Coronavirus: Freedom the first casualty in an anxious city
As Police enforce a night curfew across a virus-hit city and army reinforcements deploy to manage the chaos, Australia faces one of its blackest moments in peacetime history.
This is one of the blackest moments in Australian peacetime history.
Police to enforce a night curfew across an anxious city flooded with a virus; army reinforcements called in to help manage the pandemic chaos.
Industry, already on its knees, facing unprecedented restrictions that can do nothing but garotte the national economy.
Victorian Premier Daniel Andrews has effectively turned off the lights in Australia’s second biggest economy but he is doing this with Prime Minister Scott Morrison’s backing.
These latest measures _ and let’s pray they work _ will lead to thousands of more lost jobs and imperil thousands of more businesses. There is no other likely outcome.
Perhaps most seriously, it has curbed such basic everyday freedoms as the right to move freely between suburbs and, for many, the opportunity to earn an income.
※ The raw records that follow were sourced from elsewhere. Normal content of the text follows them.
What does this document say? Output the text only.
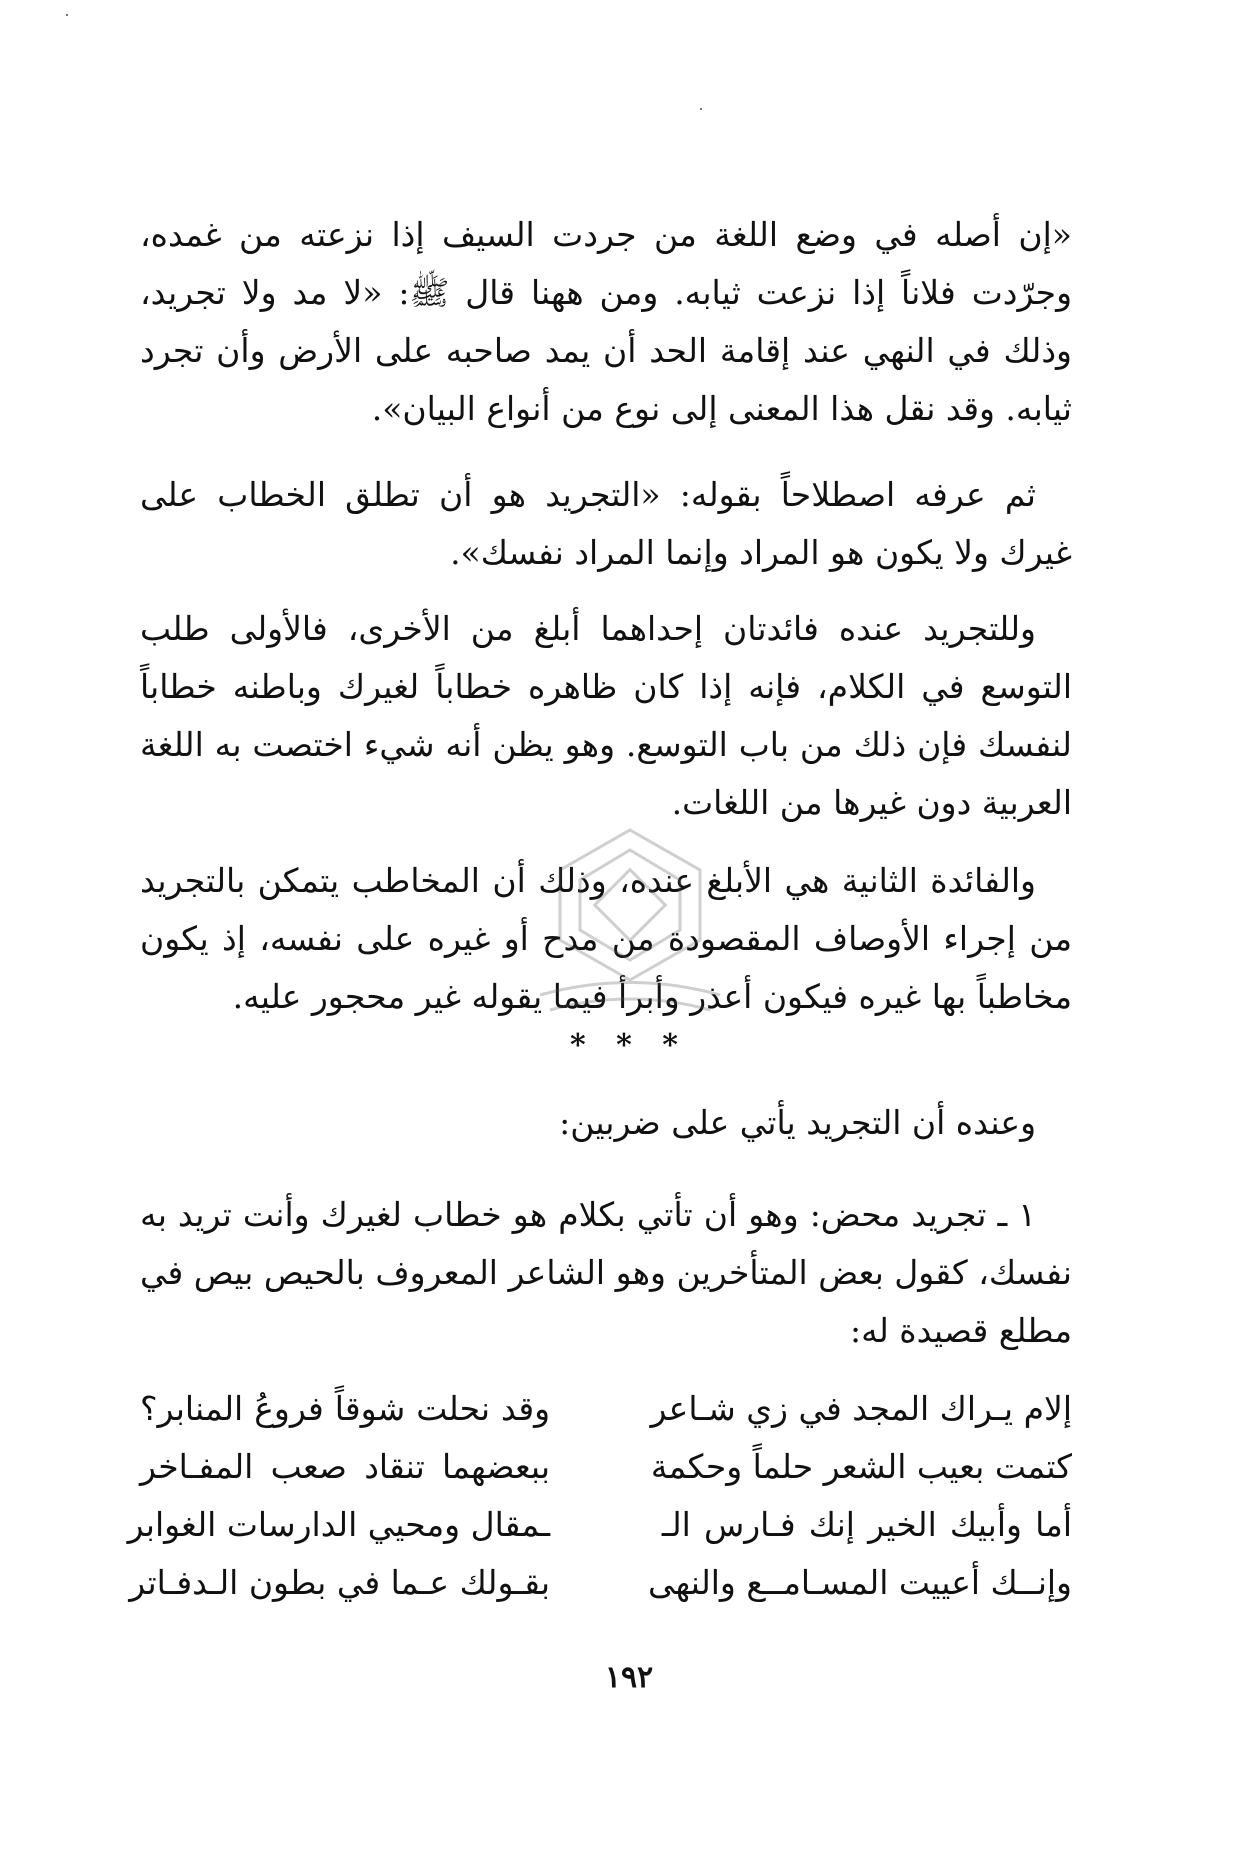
«إن أصله في وضع اللغة من جردت السيف إذا نزعته من غمده، وجرّدت فلاناً إذا نزعت ثيابه. ومن ههنا قال ﷺ: «لا مد ولا تجريد، وذلك في النهي عند إقامة الحد أن يمد صاحبه على الأرض وأن تجرد ثيابه. وقد نقل هذا المعنى إلى نوع من أنواع البيان».

ثم عرفه اصطلاحاً بقوله: «التجريد هو أن تطلق الخطاب على غيرك ولا يكون هو المراد وإنما المراد نفسك».

وللتجريد عنده فائدتان إحداهما أبلغ من الأخرى، فالأولى طلب التوسع في الكلام، فإنه إذا كان ظاهره خطاباً لغيرك وباطنه خطاباً لنفسك فإن ذلك من باب التوسع. وهو يظن أنه شيء اختصت به اللغة العربية دون غيرها من اللغات.

والفائدة الثانية هي الأبلغ عنده، وذلك أن المخاطب يتمكن بالتجريد من إجراء الأوصاف المقصودة من مدح أو غيره على نفسه، إذ يكون مخاطباً بها غيره فيكون أعذر وأبرأ فيما يقوله غير محجور عليه.

* * *

وعنده أن التجريد يأتي على ضربين:

١ ـ تجريد محض: وهو أن تأتي بكلام هو خطاب لغيرك وأنت تريد به نفسك، كقول بعض المتأخرين وهو الشاعر المعروف بالحيص بيص في مطلع قصيدة له:

إلام يـراك المجد في زي شـاعر
وقد نحلت شوقاً فروعُ المنابر؟
كتمت بعيب الشعر حلماً وحكمة
ببعضهما تنقاد صعب المفـاخر
أما وأبيك الخير إنك فـارس الـ
ـمقال ومحيي الدارسات الغوابر
وإنــك أعييت المسـامــع والنهى
بقـولك عـما في بطون الـدفـاتر
١٩٢
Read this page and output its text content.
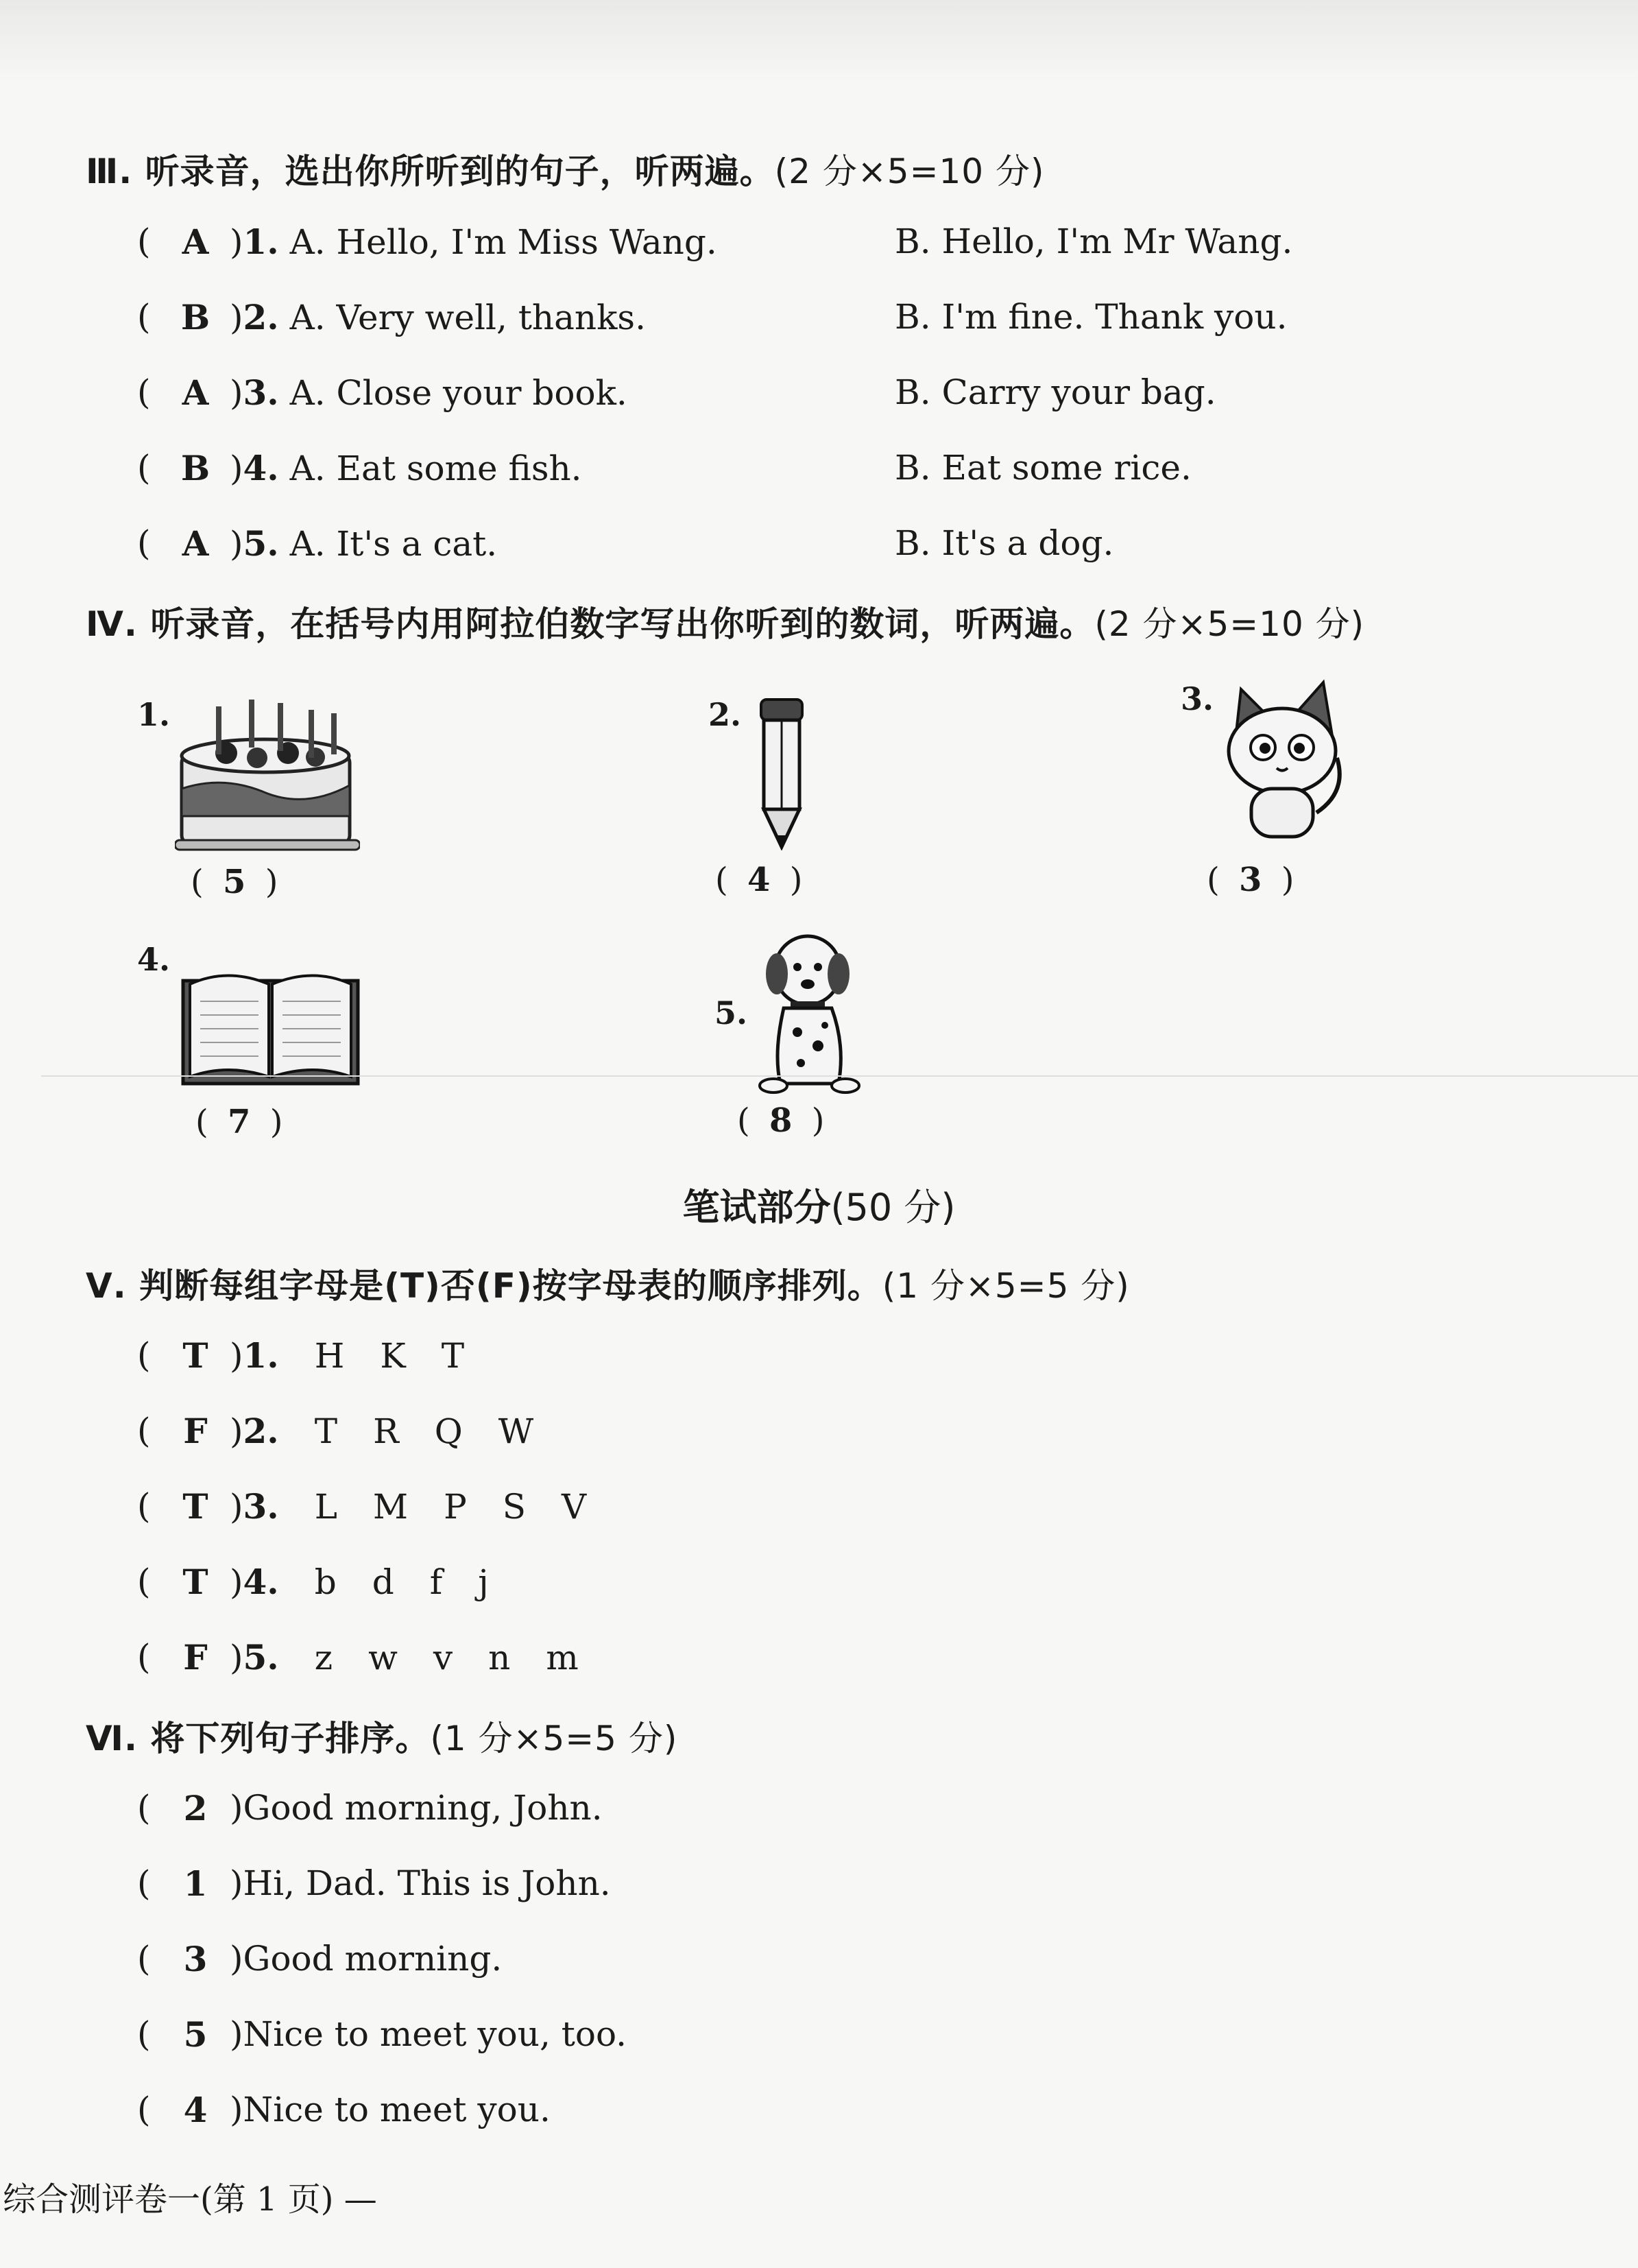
Ⅲ. 听录音，选出你所听到的句子，听两遍。(2 分×5=10 分)
( A )1. A. Hello, I'm Miss Wang.	B. Hello, I'm Mr Wang.
( B )2. A. Very well, thanks.	B. I'm fine. Thank you.
( A )3. A. Close your book.	B. Carry your bag.
( B )4. A. Eat some fish.	B. Eat some rice.
( A )5. A. It's a cat.	B. It's a dog.
Ⅳ. 听录音，在括号内用阿拉伯数字写出你听到的数词，听两遍。(2 分×5=10 分)
1.
( 5 )
2.
( 4 )
3.
( 3 )
4.
( 7 )
5.
( 8 )
笔试部分(50 分)
Ⅴ. 判断每组字母是(T)否(F)按字母表的顺序排列。(1 分×5=5 分)
( T )1. H K T
( F )2. T R Q W
( T )3. L M P S V
( T )4. b d f j
( F )5. z w v n m
Ⅵ. 将下列句子排序。(1 分×5=5 分)
( 2 )Good morning, John.
( 1 )Hi, Dad. This is John.
( 3 )Good morning.
( 5 )Nice to meet you, too.
( 4 )Nice to meet you.
综合测评卷一(第 1 页) —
People already reeling under the strain of a sclerotic five month campaign to beat the virus confined to their homes except for brief passage to exercise or buy food. Children, anxious and suffocated by school closures, facing arguably the toughest lockdown conditions ever imposed in modern Australia.
The social penalties are going to be as profound as the economic cost; these draconian measures will isolate a city built on the spirit and openness of culture, hospitality and sport.
The federal budget assumptions will be shot, every treasurer in the country deeply nervous about the future.
“In part, there’s some shock and awe here for people to genuinely understand that it’s a super challenging phase we are in,” Victorian Chief Health Officer Brett Sutton conceded.
The plan is to stun the community into submission, sending them back into their homes for six punishing weeks.
Andrews’s judgment is that had he not pulled these levers, Victoria could well be facing hundreds of extra cases each day until Christmas. “I think volume is the friend of no system,” he lamented.
The obvious next step is that Victoria could not sustain hundreds of new coronavirus cases each day, which naturally would bleed into hundreds of deaths over time, most of which would involve the vulnerable.
The savage truth is that the vulnerable are going to cop it regardless, with job losses, poverty and homelessness.
The very people that Victorian Labor aim to represent are the cohort most exposed to economic and personal ruin. They are the same people who are getting sick.
We know the virus was spread at first by the wealthy and the well-travelled, returning as they did from the ski fields of Aspen and the rocky hills of Provence.
But the coronavirus maps show that the COVID-19 case load is heavily biased towards struggle towns in Melbourne’s outer west and outer north.
The relationship between Spring Street and Canberra is very complex. It redefines the notion of passive aggression.
Morrison said on Sunday he was right behind the Victorian government.
“The federal and Victorian state government are working together and doing everything we can to get on top of this latest outbreak,” he wrote on Facebook.
“Australians all around the country are backing you in, because we all know for Australia to succeed, we need for Victoria to get through this.”
Outwardly, there is cohesion but beneath the surface, deep anger about the way the coronavirus outbreak in Victoria has been managed.
The inquiry into the government’s handling of hotel quarantine will finish not long after the next six-week lockdown block is pencilled to end.
So much of what has happened has been policy on the run, forced in many ways by the viciousness of the coronavirus.
Victoria is once again sprinting to an unknown finish line with only part of Lockdown 3.0 dealt with during the Sunday press conference.
In some ways, Melbourne is Australia’s gateway to the world.
The busiest container port in the country and the southern centre of supply chains. We will know tomorrow which industries will be stopped for six weeks, which sectors slowed and which sectors survive.
This is going to be a bloodbath for some sectors. It may well determine the supply of such basic staples as meat, poultry and electrical goods across Australia.
We know these industries are vulnerable because each day the Victorian Department of Health and Human Services releases statistics that show where the key COVID-19 outbreaks area.
Many are linked to meatworks and supermarket and warehouse distribution.
These are the supply chains that Scott Morrison, Josh Frydenberg and Daniel Andrews are so desperately worried about.
Andrews has been stating repeatedly that workplaces are driving much of the coronavirus transmission across Victoria.
It’s the ultimate Catch-22.
Most people have been going about their business with the honest aim of feeding their families and paying the rent. Only to spread a virus that kills the vulnerable and is threatening to destroy a nation’s economic future.
Australia has not been this vulnerable for generations.